Des vestiges de constructions anciennes existent au bois de Glaine, commune de Saint-Martin-du-Lac, près Marcigny : la légende les attribuait à l'ancien château de Glaine, cité, je crois, dans le cartulaire de Cluny, mais dont l'emplacement exact reste indéterminé.

J'estime, quant à moi, que l'hypothèse du château moyen âge doit être abandonnée, car tous les bois environnants paraissent avoir été habités, et les quelques investigations faites indiquent que le plateau voisin l'avait été également.

Un pré situé sur ce même plateau porte encore le nom de « Champ des os ». On pourrait diriger sur ce point d'utiles recherches, car sans un grand travail, à 0m 15 de profondeur, dans la terre de bruyère, on a recueilli dans le bois voisin des centaines de débris.

Quelques-uns ont été remis à M. Déchelette, conservateur du Musée de Roanne, et d'autres à M. Bertrand, du Musée de Moulins, qui en parle ainsi : « Les fragments de vase trouvés à Glaine sont gallo-romains et proviennent d'habitations plutôt pauvres ; pourtant quelques-uns sont finement moulurés et deux d'entre eux ont des réseaux par superposition de bandes minces d'argile lissée au doigt.
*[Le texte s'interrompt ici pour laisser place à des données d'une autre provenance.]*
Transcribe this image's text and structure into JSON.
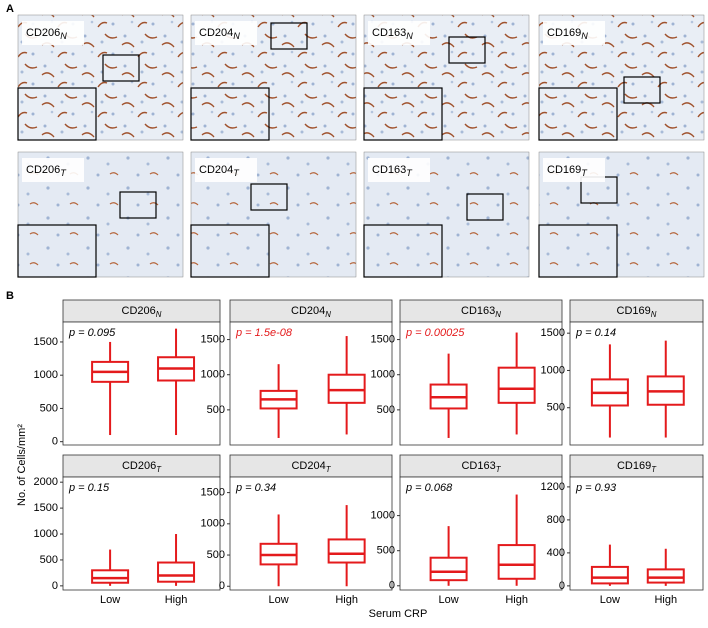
{
  "panel_a": {
    "label": "A",
    "tiles": [
      {
        "name": "CD206",
        "sub": "N"
      },
      {
        "name": "CD204",
        "sub": "N"
      },
      {
        "name": "CD163",
        "sub": "N"
      },
      {
        "name": "CD169",
        "sub": "N"
      },
      {
        "name": "CD206",
        "sub": "T"
      },
      {
        "name": "CD204",
        "sub": "T"
      },
      {
        "name": "CD163",
        "sub": "T"
      },
      {
        "name": "CD169",
        "sub": "T"
      }
    ]
  },
  "panel_b": {
    "label": "B",
    "y_label": "No. of Cells/mm²",
    "x_label": "Serum CRP"
  },
  "chart_data": [
    {
      "type": "box",
      "title": {
        "name": "CD206",
        "sub": "N"
      },
      "annotation": "p = 0.095",
      "annotation_color": "#000000",
      "color": "#e41a1c",
      "categories": [
        "Low",
        "High"
      ],
      "low": [
        100,
        100
      ],
      "q1": [
        900,
        920
      ],
      "median": [
        1050,
        1100
      ],
      "q3": [
        1200,
        1270
      ],
      "high": [
        1500,
        1700
      ],
      "ylim": [
        -50,
        1800
      ],
      "yticks": [
        0,
        500,
        1000,
        1500
      ]
    },
    {
      "type": "box",
      "title": {
        "name": "CD204",
        "sub": "N"
      },
      "annotation": "p = 1.5e-08",
      "annotation_color": "#e41a1c",
      "color": "#e41a1c",
      "categories": [
        "Low",
        "High"
      ],
      "low": [
        100,
        150
      ],
      "q1": [
        520,
        600
      ],
      "median": [
        650,
        780
      ],
      "q3": [
        770,
        1000
      ],
      "high": [
        1150,
        1550
      ],
      "ylim": [
        0,
        1750
      ],
      "yticks": [
        500,
        1000,
        1500
      ]
    },
    {
      "type": "box",
      "title": {
        "name": "CD163",
        "sub": "N"
      },
      "annotation": "p = 0.00025",
      "annotation_color": "#e41a1c",
      "color": "#e41a1c",
      "categories": [
        "Low",
        "High"
      ],
      "low": [
        100,
        150
      ],
      "q1": [
        520,
        600
      ],
      "median": [
        680,
        800
      ],
      "q3": [
        860,
        1100
      ],
      "high": [
        1300,
        1600
      ],
      "ylim": [
        0,
        1750
      ],
      "yticks": [
        500,
        1000,
        1500
      ]
    },
    {
      "type": "box",
      "title": {
        "name": "CD169",
        "sub": "N"
      },
      "annotation": "p = 0.14",
      "annotation_color": "#000000",
      "color": "#e41a1c",
      "categories": [
        "Low",
        "High"
      ],
      "low": [
        100,
        100
      ],
      "q1": [
        530,
        540
      ],
      "median": [
        700,
        720
      ],
      "q3": [
        880,
        920
      ],
      "high": [
        1350,
        1400
      ],
      "ylim": [
        0,
        1650
      ],
      "yticks": [
        500,
        1000,
        1500
      ]
    },
    {
      "type": "box",
      "title": {
        "name": "CD206",
        "sub": "T"
      },
      "annotation": "p = 0.15",
      "annotation_color": "#000000",
      "color": "#e41a1c",
      "categories": [
        "Low",
        "High"
      ],
      "low": [
        0,
        0
      ],
      "q1": [
        60,
        80
      ],
      "median": [
        150,
        200
      ],
      "q3": [
        300,
        450
      ],
      "high": [
        700,
        1000
      ],
      "ylim": [
        -80,
        2100
      ],
      "yticks": [
        0,
        500,
        1000,
        1500,
        2000
      ]
    },
    {
      "type": "box",
      "title": {
        "name": "CD204",
        "sub": "T"
      },
      "annotation": "p = 0.34",
      "annotation_color": "#000000",
      "color": "#e41a1c",
      "categories": [
        "Low",
        "High"
      ],
      "low": [
        0,
        0
      ],
      "q1": [
        350,
        380
      ],
      "median": [
        500,
        520
      ],
      "q3": [
        680,
        750
      ],
      "high": [
        1150,
        1300
      ],
      "ylim": [
        -60,
        1750
      ],
      "yticks": [
        0,
        500,
        1000,
        1500
      ]
    },
    {
      "type": "box",
      "title": {
        "name": "CD163",
        "sub": "T"
      },
      "annotation": "p = 0.068",
      "annotation_color": "#000000",
      "color": "#e41a1c",
      "categories": [
        "Low",
        "High"
      ],
      "low": [
        0,
        0
      ],
      "q1": [
        80,
        100
      ],
      "median": [
        200,
        300
      ],
      "q3": [
        400,
        580
      ],
      "high": [
        850,
        1300
      ],
      "ylim": [
        -60,
        1550
      ],
      "yticks": [
        0,
        500,
        1000
      ]
    },
    {
      "type": "box",
      "title": {
        "name": "CD169",
        "sub": "T"
      },
      "annotation": "p = 0.93",
      "annotation_color": "#000000",
      "color": "#e41a1c",
      "categories": [
        "Low",
        "High"
      ],
      "low": [
        0,
        0
      ],
      "q1": [
        30,
        40
      ],
      "median": [
        100,
        100
      ],
      "q3": [
        230,
        200
      ],
      "high": [
        500,
        450
      ],
      "ylim": [
        -50,
        1320
      ],
      "yticks": [
        0,
        400,
        800,
        1200
      ]
    }
  ]
}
Un débris d'anse montre aussi un modeste ornement dans son axe, une bande rubanée au doigt afin d'en augmenter la préhension ... mais il est certain que l'on trouverait mieux, en continuant ces fouilles intéressantes, etc. »

Malgré cet avis si net et si autorisé du distingué conservateur du Musée de Moulins, j'hésite encore, je l'avoue, à regarder ces poteries comme gallo-romaines, tant il se trouve, pour quelques-unes, de points de ressemblance avec celles décrites, comme étant de fabrication gauloise, par Henri du Cleusiou dans son Art national.
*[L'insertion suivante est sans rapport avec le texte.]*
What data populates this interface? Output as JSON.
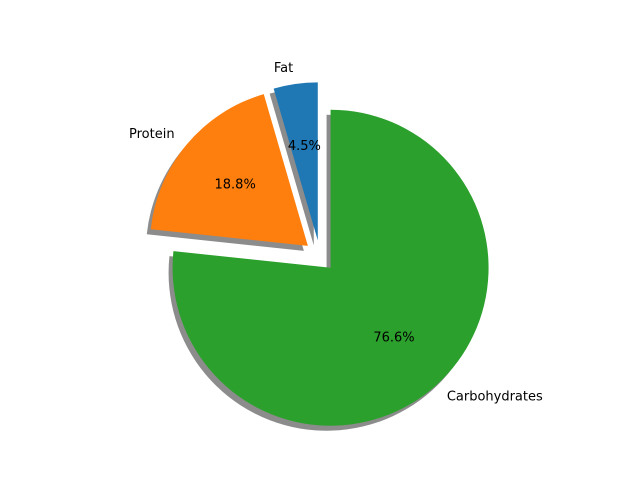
{
  "chart_data": {
    "type": "pie",
    "title": "",
    "categories": [
      "Fat",
      "Protein",
      "Carbohydrates"
    ],
    "values": [
      4.5,
      18.8,
      76.6
    ],
    "percent_labels": [
      "4.5%",
      "18.8%",
      "76.6%"
    ],
    "colors": [
      "#1f77b4",
      "#ff7f0e",
      "#2ca02c"
    ],
    "explode": [
      0.1,
      0.1,
      0.1
    ],
    "shadow": true,
    "start_angle_deg": 90,
    "direction": "counterclockwise"
  }
}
Et ne sont-ils pas gaulois aussi ces murs subsistant à Glaine, ces longs murs de 1m 80 de largeur, à pierres sèches, entourant les crêtes comme au Beuvray ? Et les alignements de pierres droites ? et le minuscule dolmen dont on retrouve encore les deux rangées de gros silex limitant l'allée couverte ?

Je reste absolument convaincu que de nouvelles fouilles, conduites d'une façon plus scientifique, fourniraient des documents nouveaux permettant de prouver que Glaine, avant de devenir gallo-romain, était franchement et exclusivement gaulois.

Tels sont les renseignements et observations recueillis jusqu'ici à ma connaissance dans la région de Marcigny : ils sont, je le reconnais, d'une importance médiocre et d'un intérêt restreint : ils suffisent tout au moins à prouver de quel fruit pourraient être les recherches qu'il serait désirable de voir pousser dans l'avenir sur notre territoire, pour le plus grand profit des sciences préhistoriques et archéologiques.

Quentin ORMEZZANO, Marcigny-sur-Loire, 14 juin 1899.